17 May 2010

Under the House

Text by Daniel Wild; Pic by Sisiely Wong

Nestled in the bowels of the Opera House is The Studio, the perfect venue for variety show Late Night Lounge. Comedy, cabaret, death defying stunts, magic and good wine is the order of the night. Eclectic music accompanies many of the performances – folkish music, tongue in cheek rock and modern lieder with a gothic twist keeps the audience challenged and smiling. Intriguing for music lovers is the House Band – read whoever’s in town. Tonight we were treated to jazz musicians Matt McMahon, Jonathan Zwartz, Carl Dewhurst and drummer Evan Mannell. I wasn’t expecting to see so many top-flight musicians earning their crust in such a variegated fashion. Mannell certainly had the best view for a number of notorious acts – he kept the beat while stockinged buttock cheeks flapped in his peripheral vision during a voluptuous rendition of Turn Back Time. His concentration and courage should not go unrecognised.

The House Band under the direction of McMahon accompanied guitar duo Dog Trumpet – Peter O’Doherty and Reg Mombassa, founding members of Mental as Anything – as they plied their original material from 2007 album anti-social tendencies. Zwartz executed a rollicking bass line while Dewhurst added texture on the third guitar.
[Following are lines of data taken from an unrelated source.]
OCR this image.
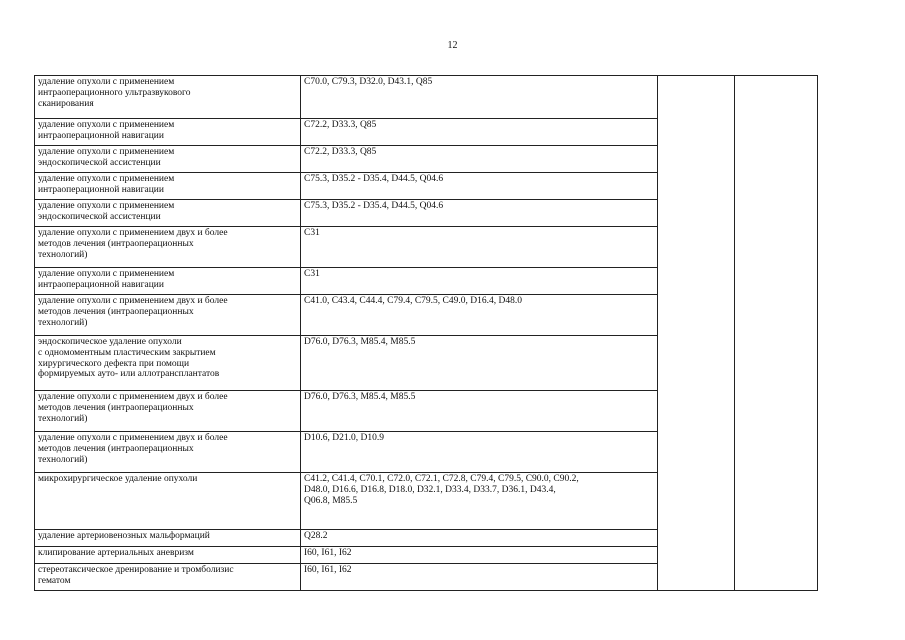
12
удаление опухоли с применением
интраоперационного ультразвукового
сканирования	C70.0, C79.3, D32.0, D43.1, Q85		
удаление опухоли с применением
интраоперационной навигации	C72.2, D33.3, Q85		
удаление опухоли с применением
эндоскопической ассистенции	C72.2, D33.3, Q85		
удаление опухоли с применением
интраоперационной навигации	C75.3, D35.2 - D35.4, D44.5, Q04.6		
удаление опухоли с применением
эндоскопической ассистенции	C75.3, D35.2 - D35.4, D44.5, Q04.6		
удаление опухоли с применением двух и более
методов лечения (интраоперационных
технологий)	C31		
удаление опухоли с применением
интраоперационной навигации	C31		
удаление опухоли с применением двух и более
методов лечения (интраоперационных
технологий)	C41.0, C43.4, C44.4, C79.4, C79.5, C49.0, D16.4, D48.0		
эндоскопическое удаление опухоли
с одномоментным пластическим закрытием
хирургического дефекта при помощи
формируемых ауто- или аллотрансплантатов	D76.0, D76.3, M85.4, M85.5		
удаление опухоли с применением двух и более
методов лечения (интраоперационных
технологий)	D76.0, D76.3, M85.4, M85.5		
удаление опухоли с применением двух и более
методов лечения (интраоперационных
технологий)	D10.6, D21.0, D10.9		
микрохирургическое удаление опухоли	C41.2, C41.4, C70.1, C72.0, C72.1, C72.8, C79.4, C79.5, C90.0, C90.2,
D48.0, D16.6, D16.8, D18.0, D32.1, D33.4, D33.7, D36.1, D43.4,
Q06.8, M85.5		
удаление артериовенозных мальформаций	Q28.2		
клипирование артериальных аневризм	I60, I61, I62		
стереотаксическое дренирование и тромболизис
гематом	I60, I61, I62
McMahon has great dynamic sense, knowing when to bring the piano into prominence and when to fade it into that zone where it can just be heard.

In the interval the intimate cabaret action turned jazz club; while patrons procured more champers and beer, the house band played Nostalgia in Times Square. How many people in the audience knew what they were listening to? Such is the nature of jazz that it can add atmosphere, class and communicate directly with people who prick up their ears at such moments. A sharp nine chord can draw the attention of someone waiting at the bar, while a pentatonic run can just as quickly sooth them back into complacency. This laid back style of jazz is perfect for encouraging the audience to mingle, chill and prepare themselves for another descent into heavenly seediness.

If you want to be surprised, shocked and lulled by the beauty of midnight song, get tickets to Late Night Lounge – they sell fast – and be entertained by the sheer (literally) variety of song, dance and provocation that takes place every month under Sydney’s iconic ‘House’. You never know who will turn up, and it’s a good place to see what musicians do best – getting a pile of sheet music and told to play, swing and rock.